Celebrating 100 years of Finland independence
December 6 marked the official 100th ‘birthday’ of Finland. The Nordic country has rolled out a year-long centenary celebration throughout 2017 culminating in the grand finale on the centenary of independence.
And how does the home of Nokia celebrate its 100th birthday? – by sending birthday text messages to seven million Finnish mobile phones. In addition to the obligatory blue and white fireworks display.
Of course, Finland has been inhabited for thousands of years. Its more recent history, influenced by its strategic position between Sweden and Russia, has seen Finland caught up the wars between the two. As a result, Finland has been at times both Swedish and Russian territory over the course of the 1700s and 1800s. Most recently, Finland was conquered by Tsar Alexander I in the mid-1800s and became a Grand Duchy of the Russian empire and remained so for just over 100 years.
When revolution came to Russia in 1917, Finland declared its independence. It endured a brief civil war, sided with Germany in World War II and was forced to give up territory to the Soviet Union following the Continuation War of the mid-1940 to maintain its independence.
Happily, Finland has remained a free and peaceful country ever since and avoided the fate of its Baltic neighbours (Latvia, Estonia and Lithuania) who were absorbed into the Soviet Union and waited decades to achieve their own independence.
My experience with Finland was fleeting – a hurried stopover between Russia and Norway in mid-2011 – but left a lasting impression.
I had not particularly enjoyed my stay in Russia. Language and cultural barriers made getting around difficult and it seemed like the entire population of Russia was mad at me for some reason I could just not fathom.
I boarded the then new Allegro high-speed train in St Petersberg bound for Helsinki. I emerged a few hours later into what seemed to be dazzling sweetness and light.
I set out to explore the capital and, me being me, I was quickly lost; unable to find a prominent landmark just a few blocks from my hotel.

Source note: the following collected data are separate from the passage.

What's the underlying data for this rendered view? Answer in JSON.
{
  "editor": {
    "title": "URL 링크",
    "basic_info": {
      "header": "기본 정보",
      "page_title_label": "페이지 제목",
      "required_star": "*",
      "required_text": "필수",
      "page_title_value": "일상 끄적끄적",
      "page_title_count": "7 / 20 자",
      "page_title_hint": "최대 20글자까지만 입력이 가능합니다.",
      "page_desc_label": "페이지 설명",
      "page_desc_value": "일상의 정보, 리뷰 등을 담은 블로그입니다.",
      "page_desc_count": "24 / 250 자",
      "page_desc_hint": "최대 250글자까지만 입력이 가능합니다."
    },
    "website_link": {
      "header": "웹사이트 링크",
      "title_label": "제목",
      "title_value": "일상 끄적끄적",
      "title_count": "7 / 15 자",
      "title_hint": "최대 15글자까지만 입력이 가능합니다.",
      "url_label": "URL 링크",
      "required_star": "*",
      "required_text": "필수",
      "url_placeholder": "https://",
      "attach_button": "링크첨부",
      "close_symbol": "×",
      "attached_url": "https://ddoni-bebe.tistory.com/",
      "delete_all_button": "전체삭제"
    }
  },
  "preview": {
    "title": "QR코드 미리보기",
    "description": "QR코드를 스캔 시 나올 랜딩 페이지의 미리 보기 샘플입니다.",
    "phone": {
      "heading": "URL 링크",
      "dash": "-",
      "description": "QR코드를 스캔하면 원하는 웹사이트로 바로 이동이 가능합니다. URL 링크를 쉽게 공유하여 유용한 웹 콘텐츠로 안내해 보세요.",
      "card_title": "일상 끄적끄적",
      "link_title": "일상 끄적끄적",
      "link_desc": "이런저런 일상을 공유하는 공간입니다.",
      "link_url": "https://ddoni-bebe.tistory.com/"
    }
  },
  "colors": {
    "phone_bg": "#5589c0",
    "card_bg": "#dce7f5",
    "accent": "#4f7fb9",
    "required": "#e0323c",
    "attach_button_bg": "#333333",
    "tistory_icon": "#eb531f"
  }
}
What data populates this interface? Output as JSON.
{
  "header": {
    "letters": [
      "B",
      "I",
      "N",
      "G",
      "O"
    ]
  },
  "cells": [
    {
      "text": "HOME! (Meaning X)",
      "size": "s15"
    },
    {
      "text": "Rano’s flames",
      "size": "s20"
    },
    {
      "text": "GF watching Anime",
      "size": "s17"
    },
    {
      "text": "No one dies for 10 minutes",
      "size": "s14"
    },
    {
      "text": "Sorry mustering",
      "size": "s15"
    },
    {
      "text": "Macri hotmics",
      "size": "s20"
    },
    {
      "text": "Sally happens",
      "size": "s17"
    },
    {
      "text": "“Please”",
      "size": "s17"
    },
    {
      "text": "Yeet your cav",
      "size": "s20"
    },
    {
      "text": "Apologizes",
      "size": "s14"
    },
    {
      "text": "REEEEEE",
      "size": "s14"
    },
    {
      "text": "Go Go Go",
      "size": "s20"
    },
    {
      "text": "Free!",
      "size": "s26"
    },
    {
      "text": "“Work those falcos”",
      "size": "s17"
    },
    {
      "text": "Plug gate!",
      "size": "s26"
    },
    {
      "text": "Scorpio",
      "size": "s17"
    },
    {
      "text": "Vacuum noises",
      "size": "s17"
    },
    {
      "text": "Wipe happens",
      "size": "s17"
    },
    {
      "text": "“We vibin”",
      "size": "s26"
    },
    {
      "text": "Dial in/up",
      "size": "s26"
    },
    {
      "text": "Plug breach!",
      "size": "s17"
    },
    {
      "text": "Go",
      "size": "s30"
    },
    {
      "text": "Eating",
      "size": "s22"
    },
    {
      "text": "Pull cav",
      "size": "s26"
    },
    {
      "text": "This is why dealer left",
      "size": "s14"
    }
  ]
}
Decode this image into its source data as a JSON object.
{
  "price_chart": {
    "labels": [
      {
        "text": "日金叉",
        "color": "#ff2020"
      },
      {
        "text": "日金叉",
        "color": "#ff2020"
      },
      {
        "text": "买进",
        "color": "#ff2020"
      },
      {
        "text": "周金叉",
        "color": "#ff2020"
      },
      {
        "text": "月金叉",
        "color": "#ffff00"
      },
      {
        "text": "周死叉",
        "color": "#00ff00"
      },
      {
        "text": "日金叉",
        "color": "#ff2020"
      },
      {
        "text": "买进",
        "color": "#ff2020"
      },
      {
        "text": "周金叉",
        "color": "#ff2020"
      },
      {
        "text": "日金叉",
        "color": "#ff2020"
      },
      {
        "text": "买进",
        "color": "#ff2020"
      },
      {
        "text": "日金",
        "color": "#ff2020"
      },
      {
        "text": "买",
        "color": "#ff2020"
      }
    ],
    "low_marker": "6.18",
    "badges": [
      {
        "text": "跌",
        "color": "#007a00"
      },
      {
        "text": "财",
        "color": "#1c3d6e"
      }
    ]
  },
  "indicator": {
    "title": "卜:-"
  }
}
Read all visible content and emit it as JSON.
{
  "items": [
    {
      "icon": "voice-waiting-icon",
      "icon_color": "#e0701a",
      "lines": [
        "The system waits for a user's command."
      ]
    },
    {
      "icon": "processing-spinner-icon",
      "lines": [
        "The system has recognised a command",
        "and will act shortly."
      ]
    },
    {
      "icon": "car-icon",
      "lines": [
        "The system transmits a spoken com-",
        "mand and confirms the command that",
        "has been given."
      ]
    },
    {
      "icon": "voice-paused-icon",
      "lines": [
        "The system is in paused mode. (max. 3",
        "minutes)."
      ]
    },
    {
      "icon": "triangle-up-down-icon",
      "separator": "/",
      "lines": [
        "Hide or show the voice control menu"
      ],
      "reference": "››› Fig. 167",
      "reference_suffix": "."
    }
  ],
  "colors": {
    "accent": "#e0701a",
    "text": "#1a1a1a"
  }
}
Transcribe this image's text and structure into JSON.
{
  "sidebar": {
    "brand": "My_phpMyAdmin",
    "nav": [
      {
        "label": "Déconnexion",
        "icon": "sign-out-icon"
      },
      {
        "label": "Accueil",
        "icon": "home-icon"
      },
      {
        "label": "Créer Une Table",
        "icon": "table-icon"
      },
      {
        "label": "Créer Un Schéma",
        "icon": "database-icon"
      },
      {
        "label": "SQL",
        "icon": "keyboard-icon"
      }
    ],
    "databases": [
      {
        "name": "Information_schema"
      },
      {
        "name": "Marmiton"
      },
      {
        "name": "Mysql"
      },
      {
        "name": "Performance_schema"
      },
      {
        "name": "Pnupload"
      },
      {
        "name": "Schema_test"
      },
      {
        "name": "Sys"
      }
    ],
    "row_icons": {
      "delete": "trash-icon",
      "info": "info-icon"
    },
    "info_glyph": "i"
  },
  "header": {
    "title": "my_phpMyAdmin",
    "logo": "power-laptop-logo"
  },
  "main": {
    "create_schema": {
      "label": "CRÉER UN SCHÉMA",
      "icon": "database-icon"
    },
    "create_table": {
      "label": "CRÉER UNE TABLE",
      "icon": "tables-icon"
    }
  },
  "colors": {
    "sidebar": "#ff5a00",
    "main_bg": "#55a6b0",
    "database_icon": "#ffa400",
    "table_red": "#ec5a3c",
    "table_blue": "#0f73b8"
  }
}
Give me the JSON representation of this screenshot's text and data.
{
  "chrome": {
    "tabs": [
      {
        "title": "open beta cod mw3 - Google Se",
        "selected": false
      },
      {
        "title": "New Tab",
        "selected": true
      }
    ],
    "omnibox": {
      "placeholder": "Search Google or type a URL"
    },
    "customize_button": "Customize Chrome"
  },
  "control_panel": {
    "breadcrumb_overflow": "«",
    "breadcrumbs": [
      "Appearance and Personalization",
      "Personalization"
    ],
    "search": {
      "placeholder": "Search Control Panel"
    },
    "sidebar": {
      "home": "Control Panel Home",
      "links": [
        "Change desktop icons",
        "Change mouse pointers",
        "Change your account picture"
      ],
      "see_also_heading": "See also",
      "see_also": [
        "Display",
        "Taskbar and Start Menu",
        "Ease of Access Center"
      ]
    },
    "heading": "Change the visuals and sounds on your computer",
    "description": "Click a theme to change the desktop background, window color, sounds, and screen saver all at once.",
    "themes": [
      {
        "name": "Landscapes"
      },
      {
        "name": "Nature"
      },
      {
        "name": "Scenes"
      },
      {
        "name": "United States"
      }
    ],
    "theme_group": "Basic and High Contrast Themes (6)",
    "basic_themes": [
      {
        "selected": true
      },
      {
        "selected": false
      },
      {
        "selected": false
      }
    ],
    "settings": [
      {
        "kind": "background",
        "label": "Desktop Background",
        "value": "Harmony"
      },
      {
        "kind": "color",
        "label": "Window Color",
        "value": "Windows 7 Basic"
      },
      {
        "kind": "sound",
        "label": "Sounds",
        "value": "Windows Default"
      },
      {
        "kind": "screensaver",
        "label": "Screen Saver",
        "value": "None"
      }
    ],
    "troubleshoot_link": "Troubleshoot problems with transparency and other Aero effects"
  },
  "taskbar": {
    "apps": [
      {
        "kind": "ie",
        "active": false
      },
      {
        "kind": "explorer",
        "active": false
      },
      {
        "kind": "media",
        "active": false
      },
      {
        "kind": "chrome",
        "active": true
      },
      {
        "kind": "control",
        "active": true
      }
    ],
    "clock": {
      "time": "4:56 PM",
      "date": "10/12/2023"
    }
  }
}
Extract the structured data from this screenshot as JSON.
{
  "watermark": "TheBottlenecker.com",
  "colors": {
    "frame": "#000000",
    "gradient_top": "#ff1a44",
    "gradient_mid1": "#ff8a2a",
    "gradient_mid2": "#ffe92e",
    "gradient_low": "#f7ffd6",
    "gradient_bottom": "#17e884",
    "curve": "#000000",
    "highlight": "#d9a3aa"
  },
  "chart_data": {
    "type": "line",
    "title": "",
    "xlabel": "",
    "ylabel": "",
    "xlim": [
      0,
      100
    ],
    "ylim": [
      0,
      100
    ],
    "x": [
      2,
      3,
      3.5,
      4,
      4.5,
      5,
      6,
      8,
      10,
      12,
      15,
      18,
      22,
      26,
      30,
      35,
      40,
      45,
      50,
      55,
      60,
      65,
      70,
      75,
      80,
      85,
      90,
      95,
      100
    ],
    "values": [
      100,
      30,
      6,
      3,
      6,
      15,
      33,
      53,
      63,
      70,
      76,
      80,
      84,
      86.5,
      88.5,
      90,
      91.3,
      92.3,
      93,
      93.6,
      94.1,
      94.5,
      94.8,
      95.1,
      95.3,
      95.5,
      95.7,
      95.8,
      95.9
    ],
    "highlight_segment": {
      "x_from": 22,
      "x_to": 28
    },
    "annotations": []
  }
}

Within seconds of pulling out my map and beginning to frown at it, a voice from my side said, ‘Hello, how can I help you find something?’
The voice, speaking perfect English, belonged to a smiling middle-aged woman, apparently on her way to work. I pointed at my intended destination, the city’s main cathedral, on my map and she said ‘You better come with me this way and I will show you where to go.’
A few minutes later I arrived in the main square in front of the cathedral to find a team of green-clad information volunteers who roam the city looking for foreign visitors, just like me to be kind and helpful to. There is even a mascot called Helppi* dedicated to providing assistance to visitors.
I had only 2 1/2 days to explore the capital, enough time to take a self-guided walking tour of the central city, enjoy a hop-on-hop-off bus tour, check out the Olympic Stadium (home to the 1952 Olympics) and visit the world heritage listed Fortress of Suomenlinna. Time and again I was rescued from my own poor navigation skills by friendly locals.
The almost worrying level of niceness I found in Finland during my whistlestop stay left a lasting and very fond impression.
On my brief stopover in the nation’s cute capital I tried really hard, but unsuccessfully, to find something to slag the Finns for; but I just couldn’t do it. (I did see a someone run a red light in the CBD, which was very naughty).
The best I could come with was, what I found to be, an unnecessarily large number of men sporting pony tails. Then there is the rather annoying tendency of the Finns to be good at everything.
Studying sports history at university years ago, I learned that Finland had the highest per capita number of Olympic gold medals, thanks in part to the extraordinary record of distance runner Pavo Nurmi (once voted the greatest Olympian ever) and the Finnish prowess for throwing javelins.
Then in my working life I came in contact with the extraordinary success of Finland’s education system. Most international education studies rank Finland at or very close to the top, destroying theories about blondes being dumb.
Finland manages to provide all of its children with a world-class education regardless of their background or what school they go to. They have made all their schools good ones. In addition, they have excellent hospitals, generous social security, recycling programs, solar energy and superb green spaces. It’s a bit like a communist utopia without the communism.
One hundred years after declaring independence, Finland maintains one of the world’s highest GDP per capita and, perhaps most importantly, is one of the word’s happiest countries.
I didn’t get to pay my birthday respects in person in 2017 but I look forward to visiting again and being rescued by Helpii and the friendly citizens of Finland.
So Happy Birthday Finland and many happy returns.